Most of us as creatives had experienced those stretches of time when the muse appears to have left the building. And we’re not really sure how to get her back.
It’s really common for writers who feel like they have lost their inspiration to be creatively blocked, a term that Julia Cameron coined as the basis for her book The Artist’s Way. And rather than getting your muse to come visit you, it’s really about finding your way back to your muse which is just a fancy name for your creativity.
That’s right—the muse is not external. It’s already inside of us.
But we put all this pressure on ourselves to make everything perfect, to demand that our creativity show up when we summon it. It can be overwhelming—and it can stifle the very thing we’re trying to do. Then we beat ourselves up when good ideas don’t just strike us like a lightening bolt.
Trust me, it’s not going to if we try to force it. That’s not the way to coax your creativity back to life. It’s silencing it even more.
It’s not the muse, that’s vanished, it’s us. We’re the ones that are blocking it. So we have to get really quiet and urge her to come back.
So how do we do that? Here are four ways to summon the muse back:
Meditate. I know, I’ve said it before, but it’s still true. Tuning into yourself and tuning out of the frequencies of everyone and everything else will help you tap back into that creative voice. That’s a Julia Cameron quote that I have written down near my desk: Writing is about getting something down, not thinking something up. Being in touch with the muse, with our creative selves, means we’re channeling the words—we don’t actually have to put in all this energy to think them up.

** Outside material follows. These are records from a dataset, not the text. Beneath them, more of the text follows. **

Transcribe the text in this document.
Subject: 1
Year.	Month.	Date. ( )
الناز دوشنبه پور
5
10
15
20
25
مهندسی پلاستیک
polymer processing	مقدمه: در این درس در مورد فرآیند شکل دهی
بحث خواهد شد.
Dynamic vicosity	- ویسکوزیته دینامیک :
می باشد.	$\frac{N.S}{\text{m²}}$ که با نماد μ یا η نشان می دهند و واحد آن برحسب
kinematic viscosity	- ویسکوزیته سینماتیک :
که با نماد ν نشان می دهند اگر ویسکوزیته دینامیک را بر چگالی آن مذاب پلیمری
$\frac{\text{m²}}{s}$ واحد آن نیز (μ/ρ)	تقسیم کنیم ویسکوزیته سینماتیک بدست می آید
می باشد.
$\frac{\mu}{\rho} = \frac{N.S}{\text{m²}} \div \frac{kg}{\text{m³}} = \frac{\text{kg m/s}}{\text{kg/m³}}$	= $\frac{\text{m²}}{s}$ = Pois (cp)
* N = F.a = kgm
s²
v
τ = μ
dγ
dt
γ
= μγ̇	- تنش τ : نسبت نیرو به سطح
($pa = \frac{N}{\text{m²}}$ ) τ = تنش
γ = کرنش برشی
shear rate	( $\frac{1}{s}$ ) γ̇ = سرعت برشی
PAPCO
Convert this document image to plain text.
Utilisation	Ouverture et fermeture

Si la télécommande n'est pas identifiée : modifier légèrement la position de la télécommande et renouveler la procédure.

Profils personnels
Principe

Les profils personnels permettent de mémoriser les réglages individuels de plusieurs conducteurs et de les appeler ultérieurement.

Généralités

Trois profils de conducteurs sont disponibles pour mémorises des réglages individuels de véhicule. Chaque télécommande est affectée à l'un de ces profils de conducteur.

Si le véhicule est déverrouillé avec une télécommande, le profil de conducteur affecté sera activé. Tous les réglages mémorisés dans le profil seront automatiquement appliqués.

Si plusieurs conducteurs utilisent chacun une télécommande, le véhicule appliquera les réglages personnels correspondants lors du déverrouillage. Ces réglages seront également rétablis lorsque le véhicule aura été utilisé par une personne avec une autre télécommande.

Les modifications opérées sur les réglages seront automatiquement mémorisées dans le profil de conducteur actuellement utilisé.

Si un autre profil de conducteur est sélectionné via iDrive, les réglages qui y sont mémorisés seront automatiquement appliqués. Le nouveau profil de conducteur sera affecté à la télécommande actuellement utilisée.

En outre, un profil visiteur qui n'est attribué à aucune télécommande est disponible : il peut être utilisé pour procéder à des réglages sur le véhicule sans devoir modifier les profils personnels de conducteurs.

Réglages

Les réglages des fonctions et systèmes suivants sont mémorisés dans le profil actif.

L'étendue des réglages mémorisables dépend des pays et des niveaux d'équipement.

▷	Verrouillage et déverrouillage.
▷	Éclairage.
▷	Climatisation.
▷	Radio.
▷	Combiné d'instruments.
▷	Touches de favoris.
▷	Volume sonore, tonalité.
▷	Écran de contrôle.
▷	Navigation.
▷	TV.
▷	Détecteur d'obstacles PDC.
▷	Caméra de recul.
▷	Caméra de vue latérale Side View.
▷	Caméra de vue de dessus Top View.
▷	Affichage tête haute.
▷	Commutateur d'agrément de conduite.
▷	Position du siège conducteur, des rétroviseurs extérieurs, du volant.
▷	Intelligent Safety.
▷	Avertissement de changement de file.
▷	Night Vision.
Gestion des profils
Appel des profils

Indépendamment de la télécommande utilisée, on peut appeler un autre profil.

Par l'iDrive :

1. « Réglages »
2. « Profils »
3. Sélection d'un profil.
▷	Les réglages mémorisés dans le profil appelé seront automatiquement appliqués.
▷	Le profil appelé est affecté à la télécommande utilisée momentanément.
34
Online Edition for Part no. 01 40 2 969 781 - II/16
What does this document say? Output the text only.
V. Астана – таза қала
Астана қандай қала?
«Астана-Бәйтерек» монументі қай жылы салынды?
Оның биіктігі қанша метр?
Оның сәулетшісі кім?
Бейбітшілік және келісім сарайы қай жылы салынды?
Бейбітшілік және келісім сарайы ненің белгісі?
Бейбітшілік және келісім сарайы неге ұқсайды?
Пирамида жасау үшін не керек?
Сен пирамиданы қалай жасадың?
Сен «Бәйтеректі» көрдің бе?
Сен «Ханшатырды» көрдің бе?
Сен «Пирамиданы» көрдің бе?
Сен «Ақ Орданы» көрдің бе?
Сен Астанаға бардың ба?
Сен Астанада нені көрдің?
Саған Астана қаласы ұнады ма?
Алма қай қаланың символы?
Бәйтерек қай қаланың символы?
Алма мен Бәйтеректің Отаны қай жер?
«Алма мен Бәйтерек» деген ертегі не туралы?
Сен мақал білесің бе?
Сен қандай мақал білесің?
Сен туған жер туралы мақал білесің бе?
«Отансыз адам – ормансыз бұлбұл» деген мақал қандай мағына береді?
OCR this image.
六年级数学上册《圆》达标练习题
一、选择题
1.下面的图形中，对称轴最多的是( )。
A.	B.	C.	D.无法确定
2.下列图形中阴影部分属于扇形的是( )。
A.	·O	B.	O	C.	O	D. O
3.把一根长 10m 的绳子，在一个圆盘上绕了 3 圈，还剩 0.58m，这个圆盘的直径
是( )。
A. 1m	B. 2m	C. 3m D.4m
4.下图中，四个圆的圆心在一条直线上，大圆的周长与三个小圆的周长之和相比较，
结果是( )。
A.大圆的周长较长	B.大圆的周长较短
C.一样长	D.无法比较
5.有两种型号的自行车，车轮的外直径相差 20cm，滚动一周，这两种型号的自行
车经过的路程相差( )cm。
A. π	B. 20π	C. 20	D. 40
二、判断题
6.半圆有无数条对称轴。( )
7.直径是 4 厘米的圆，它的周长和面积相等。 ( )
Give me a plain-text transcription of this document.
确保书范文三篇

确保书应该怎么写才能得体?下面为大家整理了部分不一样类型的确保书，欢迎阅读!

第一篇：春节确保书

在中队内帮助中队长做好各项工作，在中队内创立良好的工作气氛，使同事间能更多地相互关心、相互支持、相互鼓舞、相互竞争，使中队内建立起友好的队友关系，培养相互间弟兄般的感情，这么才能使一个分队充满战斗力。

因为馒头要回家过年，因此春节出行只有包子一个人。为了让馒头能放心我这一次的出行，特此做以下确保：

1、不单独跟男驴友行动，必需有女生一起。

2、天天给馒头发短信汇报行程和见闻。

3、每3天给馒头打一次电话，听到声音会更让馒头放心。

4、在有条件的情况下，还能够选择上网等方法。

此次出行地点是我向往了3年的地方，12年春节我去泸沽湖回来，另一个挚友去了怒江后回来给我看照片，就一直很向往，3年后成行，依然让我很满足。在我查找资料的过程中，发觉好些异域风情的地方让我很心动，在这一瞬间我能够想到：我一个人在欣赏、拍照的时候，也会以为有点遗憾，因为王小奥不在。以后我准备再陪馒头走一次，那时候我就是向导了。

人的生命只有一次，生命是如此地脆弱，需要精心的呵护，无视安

Take action. Finding the muse is all about taking action. Waiting for the muse is passive. And passive action doesn’t get us what we want. The simple act of sitting at your desk and writing one sentence—even one word—will start to get the creative juices flowing.
Keep it casual. When you keep it casual, you keep it possible. Taking the pressure off our creative endeavors makes it easier to find the joy in them, which opens up space for more to come through. Even better, make it fun!
Save the drama for the page. How many times have we gotten wrapped up in whatever is going on in our life and use that as a completely paralyzing excuse to not be creative at all? I used to do it all the time. I still do. But when you can channel all of that frustration and negativity and stress right onto the page, it’s lighting that creative fire.
I have to give you an example here. I was involved in this relationship and it was ending and something happened that really pissed me off. I was telling one of my friends about what had happened and my reaction to it—I had completely lost my BLEEP. So I was telling her about my meltdown over text, and she wrote back with a laughing face and said:
I’m sorry to laugh, but this sounds like a scene from a book.
And I realized—she was so right. So I wrote it as a scene in the book I was working on at the time—2000 words that day. The moral of the story: Don’t let the drama distract you. Do something with it. And maybe a character will be born out of it. Or maybe a scene will be born. And maybe a whole idea for something will be born. Just get it down.